Shorts Under Dresses: An Underlying Issue


A friend recently relayed a story to me about her 4 year old daughter and a dress code at the preschool she attends.  Girls are required to wear shorts underneath their skirts, which is no big deal if your child goes along with the policy. In my friend's case, however, her daughter wasn't on board and it made for a very trying and tiring ordeal getting ready on school days.

Getting kids fed, dressed, and out the door with a healthy meal in hand is HARD work. Having to fight over a pair of shorts under an already perfectly reasonable garment is not a battle worth waging. In order to regain calm in their morning routine, the teacher and mother discussed the conflict and came to an agreement. Her daughter could skip the shorts so long as she wore long dresses or skirts. Problem solved, right?

Technically speaking, yes, the problem was solved. But it points to a much larger underlying issue that needs more illumination. 

Our culture has an unhealthy relationship with the human body, especially that of the female variety and we are pushing these skewed views on girls earlier and earlier in life.
This 'shorts under dresses' policy seems to be aimed at modesty. These children will be playing on the playground and it would be "indecent" for their underoos to see the light of day, even for a moment. The problem is, there is nothing "indecent" about a 4 year-olds underpants! Why can't little girls just be little girls without worrying about some other preschooler possibly seeing their fully covered bum?

In other cultures, many European ones for example, it is common place to see pre-adolescent children running around the beach in nothing but a strip of zinc on their noses. It is not indecent or inappropriate because they are children not adult, sexual beings. 
I don't understand how we could wish to avoid at all costs a little girl with her dress pulled over her head but we don't bat an eye when we see a a preschooler in full makeup and a miniskirt. Is it the physical play that gives our society pause? The miniskirt is okay because she isn't on the monkey bars? 

When we start forcing restrictions of this nature on our girls at such a tender, young age, we lay the foundation for body shame. We teach them that through their clothing choices they are sending messages and how those messages are interpreted are their fault. We are sexualizing their bodies long before they reach puberty and the unintended consequences are great. 

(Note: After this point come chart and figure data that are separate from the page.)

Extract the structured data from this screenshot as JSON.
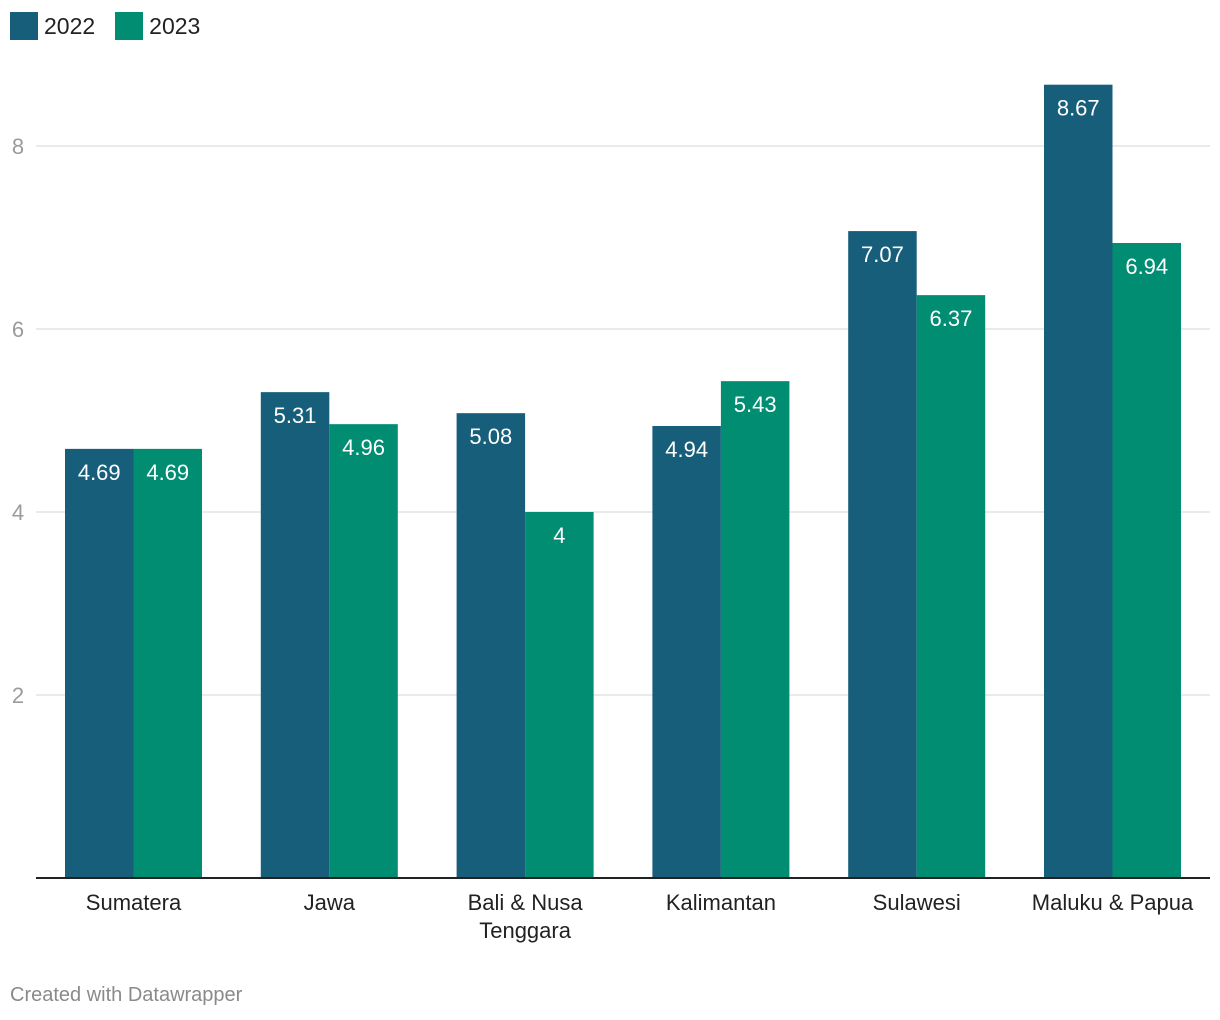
{
  "chart_data": {
    "type": "bar",
    "categories": [
      [
        "Sumatera"
      ],
      [
        "Jawa"
      ],
      [
        "Bali & Nusa",
        "Tenggara"
      ],
      [
        "Kalimantan"
      ],
      [
        "Sulawesi"
      ],
      [
        "Maluku & Papua"
      ]
    ],
    "series": [
      {
        "name": "2022",
        "color": "#175e7a",
        "values": [
          4.69,
          5.31,
          5.08,
          4.94,
          7.07,
          8.67
        ],
        "labels": [
          "4.69",
          "5.31",
          "5.08",
          "4.94",
          "7.07",
          "8.67"
        ]
      },
      {
        "name": "2023",
        "color": "#008d72",
        "values": [
          4.69,
          4.96,
          4.0,
          5.43,
          6.37,
          6.94
        ],
        "labels": [
          "4.69",
          "4.96",
          "4",
          "5.43",
          "6.37",
          "6.94"
        ]
      }
    ],
    "yticks": [
      2,
      4,
      6,
      8
    ],
    "ylim": [
      0,
      9.0
    ],
    "grid": true,
    "legend_position": "top-left"
  },
  "legend": {
    "series1": "2022",
    "series2": "2023"
  },
  "footer": {
    "credit": "Created with Datawrapper"
  }
}
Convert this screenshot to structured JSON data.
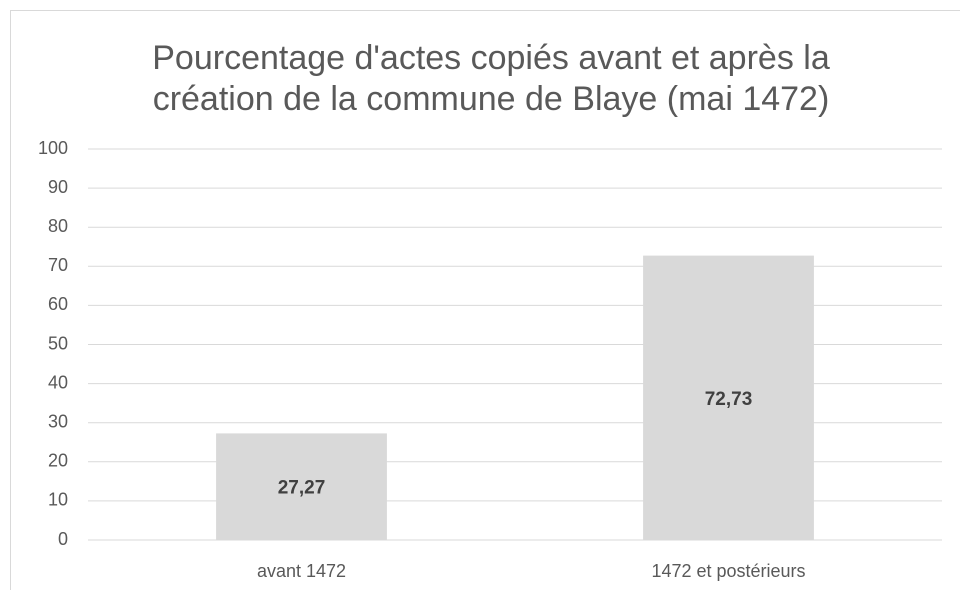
{
  "chart_data": {
    "type": "bar",
    "title": [
      "Pourcentage d'actes copiés avant et après la",
      "création de la commune de Blaye (mai 1472)"
    ],
    "categories": [
      "avant 1472",
      "1472 et postérieurs"
    ],
    "values": [
      27.27,
      72.73
    ],
    "value_labels": [
      "27,27",
      "72,73"
    ],
    "color": "#d9d9d9",
    "ylim": [
      0,
      100
    ],
    "yticks": [
      0,
      10,
      20,
      30,
      40,
      50,
      60,
      70,
      80,
      90,
      100
    ],
    "grid": true
  }
}
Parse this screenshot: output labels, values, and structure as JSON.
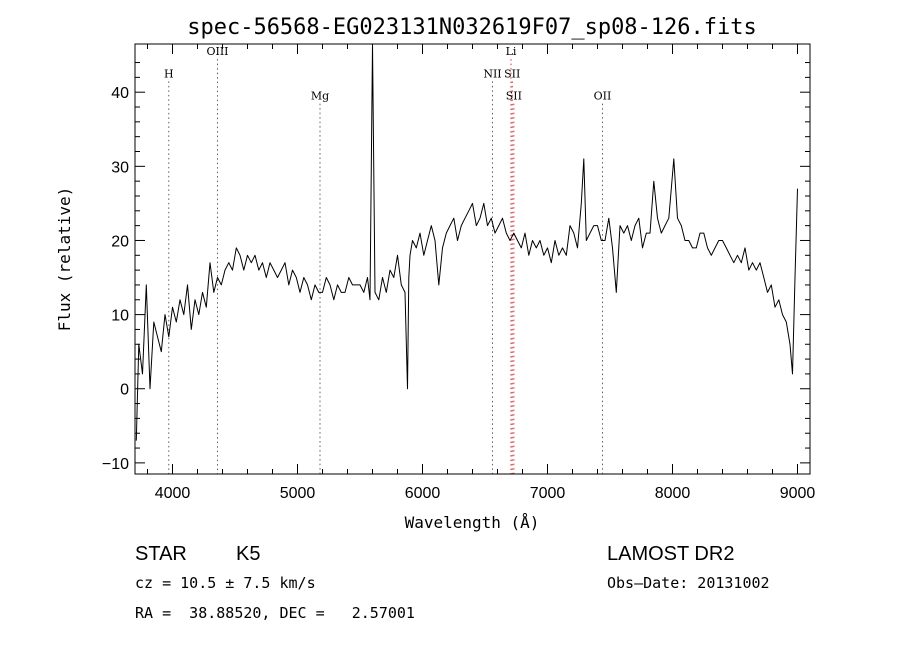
{
  "chart_data": {
    "type": "line",
    "title": "spec-56568-EG023131N032619F07_sp08-126.fits",
    "xlabel": "Wavelength (Å)",
    "ylabel": "Flux (relative)",
    "xlim": [
      3700,
      9100
    ],
    "ylim": [
      -11.5,
      46.5
    ],
    "x_ticks": [
      "4000",
      "5000",
      "6000",
      "7000",
      "8000",
      "9000"
    ],
    "y_ticks": [
      "−10",
      "0",
      "10",
      "20",
      "30",
      "40"
    ],
    "grid": false,
    "lines": [
      {
        "label": "H",
        "x": 3970,
        "y": 42,
        "color": "#606060"
      },
      {
        "label": "OIII",
        "x": 4360,
        "y": 45,
        "color": "#606060"
      },
      {
        "label": "Mg",
        "x": 5180,
        "y": 39,
        "color": "#606060"
      },
      {
        "label": "Li",
        "x": 6708,
        "y": 45,
        "color": "#cc3333"
      },
      {
        "label": "NII",
        "x": 6560,
        "y": 42,
        "color": "#606060"
      },
      {
        "label": "SII",
        "x": 6718,
        "y": 42,
        "color": "#cc3333"
      },
      {
        "label": "SII",
        "x": 6731,
        "y": 39,
        "color": "#cc3333"
      },
      {
        "label": "OII",
        "x": 7440,
        "y": 39,
        "color": "#606060"
      }
    ],
    "series": [
      {
        "x": [
          3710,
          3730,
          3760,
          3790,
          3820,
          3850,
          3880,
          3910,
          3940,
          3970,
          4000,
          4030,
          4060,
          4090,
          4120,
          4150,
          4180,
          4210,
          4240,
          4270,
          4300,
          4330,
          4360,
          4390,
          4420,
          4450,
          4480,
          4510,
          4540,
          4570,
          4600,
          4630,
          4660,
          4690,
          4720,
          4750,
          4780,
          4810,
          4840,
          4870,
          4900,
          4930,
          4960,
          4990,
          5020,
          5050,
          5080,
          5110,
          5140,
          5170,
          5200,
          5230,
          5260,
          5290,
          5320,
          5350,
          5380,
          5410,
          5440,
          5470,
          5500,
          5530,
          5560,
          5580,
          5600,
          5620,
          5650,
          5680,
          5710,
          5740,
          5770,
          5800,
          5830,
          5860,
          5880,
          5890,
          5900,
          5920,
          5950,
          5980,
          6010,
          6040,
          6070,
          6100,
          6130,
          6160,
          6190,
          6220,
          6250,
          6280,
          6310,
          6340,
          6370,
          6400,
          6430,
          6460,
          6490,
          6520,
          6550,
          6580,
          6610,
          6640,
          6670,
          6700,
          6730,
          6760,
          6790,
          6820,
          6850,
          6880,
          6910,
          6940,
          6970,
          7000,
          7030,
          7060,
          7090,
          7120,
          7150,
          7180,
          7210,
          7240,
          7270,
          7290,
          7310,
          7340,
          7370,
          7400,
          7430,
          7460,
          7490,
          7520,
          7550,
          7580,
          7610,
          7640,
          7670,
          7700,
          7730,
          7760,
          7790,
          7820,
          7850,
          7880,
          7910,
          7940,
          7970,
          7990,
          8010,
          8040,
          8070,
          8100,
          8130,
          8160,
          8190,
          8220,
          8250,
          8280,
          8310,
          8340,
          8370,
          8400,
          8430,
          8460,
          8490,
          8520,
          8550,
          8580,
          8610,
          8640,
          8670,
          8700,
          8730,
          8760,
          8790,
          8820,
          8850,
          8880,
          8910,
          8940,
          8960,
          8980,
          9000
        ],
        "y": [
          -7,
          6,
          2,
          14,
          0,
          9,
          7,
          5,
          10,
          7,
          11,
          9,
          12,
          10,
          14,
          8,
          12,
          10,
          13,
          11,
          17,
          13,
          15,
          14,
          16,
          17,
          16,
          19,
          18,
          16,
          18,
          17,
          18,
          16,
          17,
          15,
          17,
          16,
          15,
          16,
          17,
          14,
          16,
          15,
          13,
          15,
          14,
          12,
          14,
          13,
          13,
          15,
          14,
          12,
          14,
          13,
          13,
          15,
          14,
          14,
          14,
          13,
          15,
          12,
          47,
          13,
          12,
          15,
          13,
          16,
          15,
          18,
          14,
          13,
          0,
          15,
          18,
          20,
          19,
          21,
          18,
          20,
          22,
          20,
          14,
          19,
          21,
          22,
          23,
          20,
          22,
          23,
          24,
          25,
          22,
          23,
          25,
          22,
          23,
          21,
          22,
          23,
          21,
          20,
          21,
          20,
          19,
          21,
          18,
          20,
          19,
          20,
          18,
          19,
          17,
          20,
          18,
          19,
          18,
          22,
          21,
          19,
          25,
          31,
          20,
          21,
          22,
          22,
          20,
          20,
          23,
          19,
          13,
          22,
          21,
          22,
          20,
          22,
          23,
          19,
          21,
          21,
          28,
          23,
          21,
          22,
          23,
          27,
          31,
          23,
          22,
          20,
          20,
          19,
          19,
          21,
          21,
          19,
          18,
          19,
          20,
          20,
          19,
          18,
          17,
          18,
          17,
          19,
          16,
          17,
          16,
          17,
          15,
          13,
          14,
          11,
          12,
          10,
          9,
          6,
          2,
          15,
          27
        ]
      }
    ]
  },
  "info": {
    "class_label": "STAR",
    "subclass": "K5",
    "survey": "LAMOST DR2",
    "cz": "cz = 10.5 ± 7.5 km/s",
    "obs_date": "Obs–Date: 20131002",
    "radec": "RA =  38.88520, DEC =   2.57001"
  }
}
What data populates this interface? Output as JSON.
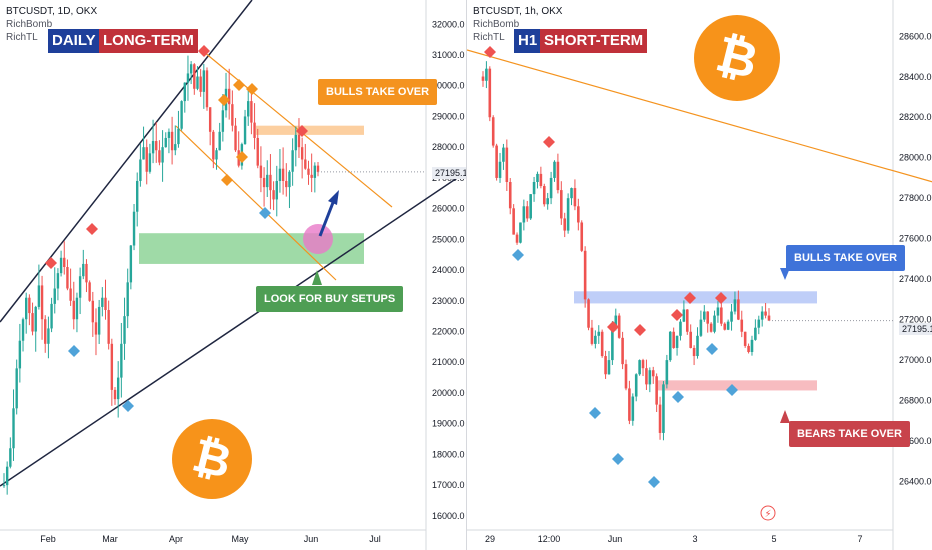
{
  "chart_data": [
    {
      "type": "candlestick",
      "panel": "left",
      "symbol": "BTCUSDT, 1D, OKX",
      "indicators": [
        "RichBomb",
        "RichTL"
      ],
      "label_a": "DAILY",
      "label_b": "LONG-TERM",
      "ylim": [
        15800,
        32400
      ],
      "y_ticks": [
        "16000.0",
        "17000.0",
        "18000.0",
        "19000.0",
        "20000.0",
        "21000.0",
        "22000.0",
        "23000.0",
        "24000.0",
        "25000.0",
        "26000.0",
        "27000.0",
        "28000.0",
        "29000.0",
        "30000.0",
        "31000.0",
        "32000.0"
      ],
      "x_ticks": [
        "Feb",
        "Mar",
        "Apr",
        "May",
        "Jun",
        "Jul"
      ],
      "last_price": "27195.1",
      "annotations": {
        "bulls": "BULLS TAKE OVER",
        "buy": "LOOK FOR BUY SETUPS"
      },
      "zones": [
        {
          "name": "support-zone",
          "from": 24200,
          "to": 25200,
          "color": "#7fce8a"
        },
        {
          "name": "resistance-zone",
          "from": 28400,
          "to": 28700,
          "color": "#fbbf80"
        }
      ],
      "close_path": [
        17000,
        17600,
        18200,
        19500,
        20800,
        21700,
        22400,
        23100,
        22600,
        22000,
        22800,
        23500,
        22400,
        21600,
        22100,
        22900,
        23400,
        23900,
        24400,
        24100,
        23400,
        23000,
        22400,
        23100,
        23800,
        24200,
        23600,
        23000,
        22300,
        21900,
        22800,
        23100,
        22700,
        21600,
        20100,
        19800,
        20500,
        21600,
        22500,
        23600,
        24800,
        25900,
        26900,
        27600,
        28000,
        27200,
        27800,
        28200,
        27900,
        27500,
        28000,
        28300,
        28500,
        27900,
        28100,
        28600,
        29500,
        30100,
        30400,
        30700,
        29900,
        30300,
        29800,
        30500,
        29300,
        28500,
        27600,
        27900,
        28500,
        29200,
        29900,
        29400,
        28700,
        27900,
        27400,
        28100,
        29000,
        29500,
        28800,
        28300,
        27400,
        27000,
        26700,
        27100,
        26600,
        26300,
        26900,
        27300,
        26900,
        26700,
        27200,
        27900,
        28400,
        28000,
        27600,
        27300,
        27100,
        27000,
        27400,
        27195
      ]
    },
    {
      "type": "candlestick",
      "panel": "right",
      "symbol": "BTCUSDT, 1h, OKX",
      "indicators": [
        "RichBomb",
        "RichTL"
      ],
      "label_a": "H1",
      "label_b": "SHORT-TERM",
      "ylim": [
        26200,
        28720
      ],
      "y_ticks": [
        "26400.0",
        "26600.0",
        "26800.0",
        "27000.0",
        "27200.0",
        "27400.0",
        "27600.0",
        "27800.0",
        "28000.0",
        "28200.0",
        "28400.0",
        "28600.0"
      ],
      "x_ticks": [
        "29",
        "12:00",
        "Jun",
        "3",
        "5",
        "7"
      ],
      "last_price": "27195.1",
      "annotations": {
        "bulls": "BULLS TAKE OVER",
        "bears": "BEARS TAKE OVER"
      },
      "zones": [
        {
          "name": "resistance-zone",
          "from": 27280,
          "to": 27340,
          "color": "#a9bdf5"
        },
        {
          "name": "support-zone",
          "from": 26850,
          "to": 26900,
          "color": "#f4a6ab"
        }
      ],
      "close_path": [
        28380,
        28440,
        28200,
        28060,
        27900,
        27980,
        28050,
        27880,
        27750,
        27620,
        27580,
        27680,
        27760,
        27700,
        27820,
        27880,
        27920,
        27860,
        27770,
        27800,
        27900,
        27980,
        27840,
        27700,
        27640,
        27800,
        27850,
        27760,
        27680,
        27540,
        27300,
        27160,
        27080,
        27120,
        27140,
        27020,
        26930,
        27000,
        27160,
        27220,
        27110,
        26980,
        26860,
        26700,
        26820,
        26930,
        27000,
        26960,
        26880,
        26950,
        26920,
        26780,
        26640,
        26880,
        27000,
        27140,
        27060,
        27120,
        27190,
        27250,
        27140,
        27060,
        27020,
        27120,
        27200,
        27240,
        27180,
        27140,
        27220,
        27260,
        27180,
        27150,
        27190,
        27240,
        27300,
        27200,
        27140,
        27070,
        27040,
        27100,
        27160,
        27200,
        27240,
        27220,
        27195
      ]
    }
  ]
}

We shame mothers for breastfeeding in public but embrace billboards of giant boobs to sell beer. We blame victims of sexual assault for the length of their skirt while at the same time calling those who cover it all up prudes. And now our 3 and 4 year old females have to wear shorts under their skirts to satisfy someone's pursuit of modesty. What's next? Will public diaper changes be the subject of public shaming?

A school rule about shorts under skirts isn't a big deal on the surface and I'm not advocating for clothing optional classrooms. This rule makes sense to me in a middle or high school where hormones are raging and a glimpse under a girl's skirt will most definitely cause a reaction. I'm just concerned about the subtle messages we are sending our preschool and elementary-aged girls that stick around and shape the women they become.

If you think that a preschooler's underpants are lewd, maybe it is you that has the problem, not the innocent child.

If we stop and ask ourselves why someone decided this rule is necessary to begin with, we may uncover some indecent things about our society that should no longer go ignored.